Beringen took a deep breath. In spite of the size of the room it felt like there was too little air inside it, and he turned towards the windows when something in the corner of his eye startled him.

"Huh..." He walked closer to the massive wardrobe that looked large enough to hide a few corpses, and looked critically up towards the thing sitting on top of it. A huge stuffed owl glared menacingly back at him with its glass eyes, wings half spread and beak open, as if ready to swoop down on him. "You're one ugly bugger, aren't you?"

No wonder Rhedda didn't want to come in, Beringen thought. He could only try to imagine what it would be like for a scared child, especially one as sensitive and high-strung as Rhedda, to be pushed here as a punishment for something he had or hadn't done. And, from what he'd gathered from scattered bits and pieces he had heard since they'd got to know each other, Rhedda's immensly rich and noble father had been a particularly unpleasant and cruel man, so it was quite possible that half the time his only son hadn't even known what he was being punished for. Such a far cry from the home where Beringen had grown up, one in a swarm of brothers that their never well-to-do parents still had somehow managed to feed and raise and educate enough to suit their station.

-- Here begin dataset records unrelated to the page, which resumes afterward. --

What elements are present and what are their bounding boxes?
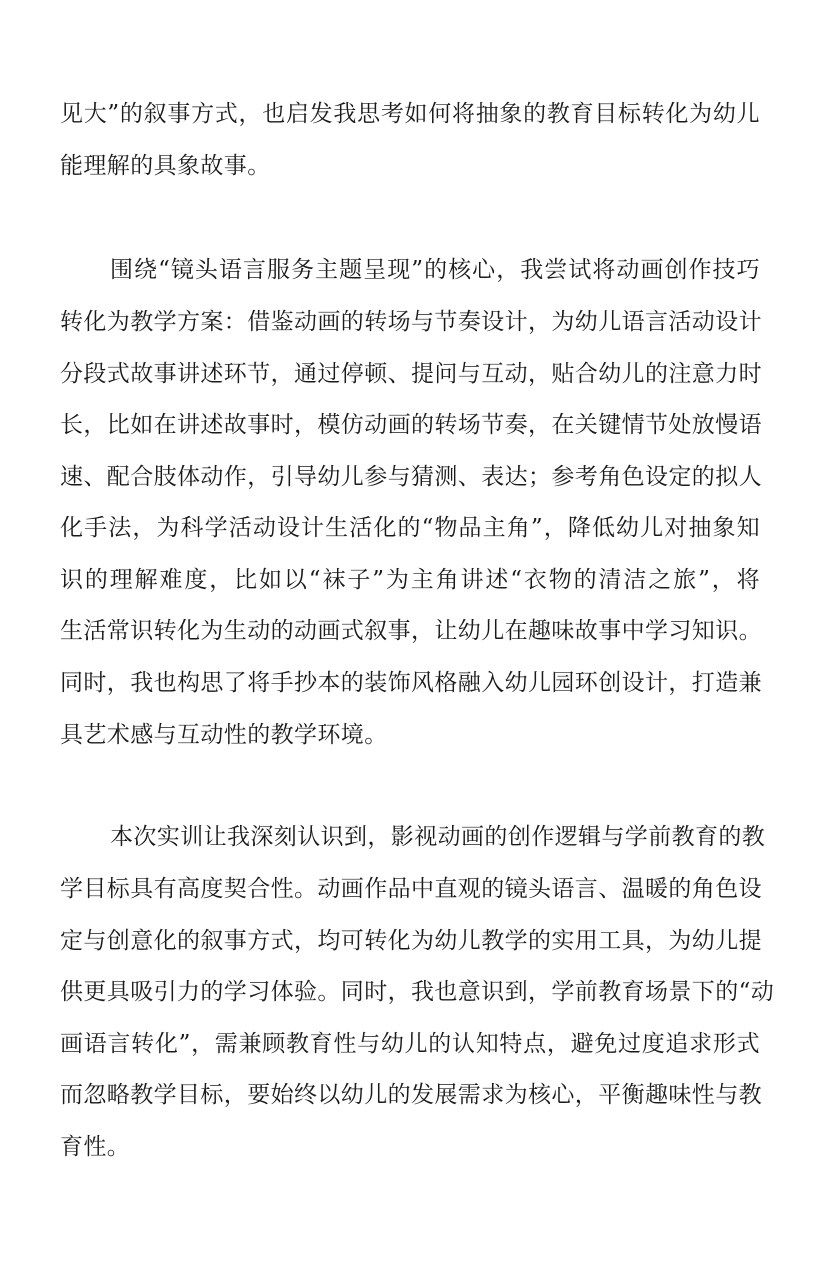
text-line: 育性。	[60, 1134, 131, 1160]
text-line: 同时，我也构思了将手抄本的装饰风格融入幼儿园环创设计，打造兼	[60, 670, 762, 696]
text-line: 而忽略教学目标，要始终以幼儿的发展需求为核心，平衡趣味性与教	[60, 1082, 762, 1108]
text-line: 速、配合肢体动作，引导幼儿参与猜测、表达；参考角色设定的拟人	[60, 464, 762, 490]
text-line: 生活常识转化为生动的动画式叙事，让幼儿在趣味故事中学习知识。	[60, 618, 762, 644]
text-line: 识的理解难度，比如以“袜子”为主角讲述“衣物的清洁之旅”，将	[60, 567, 760, 593]
text-line: 分段式故事讲述环节，通过停顿、提问与互动，贴合幼儿的注意力时	[60, 361, 762, 387]
text-line: 学目标具有高度契合性。动画作品中直观的镜头语言、温暖的角色设	[60, 876, 762, 902]
text-line: 化手法，为科学活动设计生活化的“物品主角”，降低幼儿对抽象知	[60, 515, 760, 541]
text-line: 本次实训让我深刻认识到，影视动画的创作逻辑与学前教育的教	[110, 824, 766, 850]
text-line: 能理解的具象故事。	[60, 153, 271, 179]
text-line: 供更具吸引力的学习体验。同时，我也意识到，学前教育场景下的“动	[60, 979, 775, 1005]
text-line: 围绕“镜头语言服务主题呈现”的核心，我尝试将动画创作技巧	[110, 257, 760, 283]
text-line: 转化为教学方案：借鉴动画的转场与节奏设计，为幼儿语言活动设计	[60, 309, 762, 335]
text-line: 定与创意化的叙事方式，均可转化为幼儿教学的实用工具，为幼儿提	[60, 928, 762, 954]
text-line: 画语言转化”，需兼顾教育性与幼儿的认知特点，避免过度追求形式	[60, 1031, 760, 1057]
text-line: 具艺术感与互动性的教学环境。	[60, 722, 388, 748]
text-line: 长，比如在讲述故事时，模仿动画的转场节奏，在关键情节处放慢语	[60, 412, 762, 438]
text-line: 见大”的叙事方式，也启发我思考如何将抽象的教育目标转化为幼儿	[60, 101, 760, 127]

Beringen thought about all those days they'd spent making mischief and learning to ride and use the sword; yes, they had scuffled with each other but if push came to shove he knew they would always have each others' back. He took one glance around the room and could almost see Rhedda as a child, a slim boy with pale skin and sharp features and raven-black hair, trembling in a dark corner under the predatory stare of the owl.

He shook his head. This definitely was one horrid room, but it was not to remain that way! He pressed his lips together, crossed the distance to the window with determined steps and began to pull the curtains aside.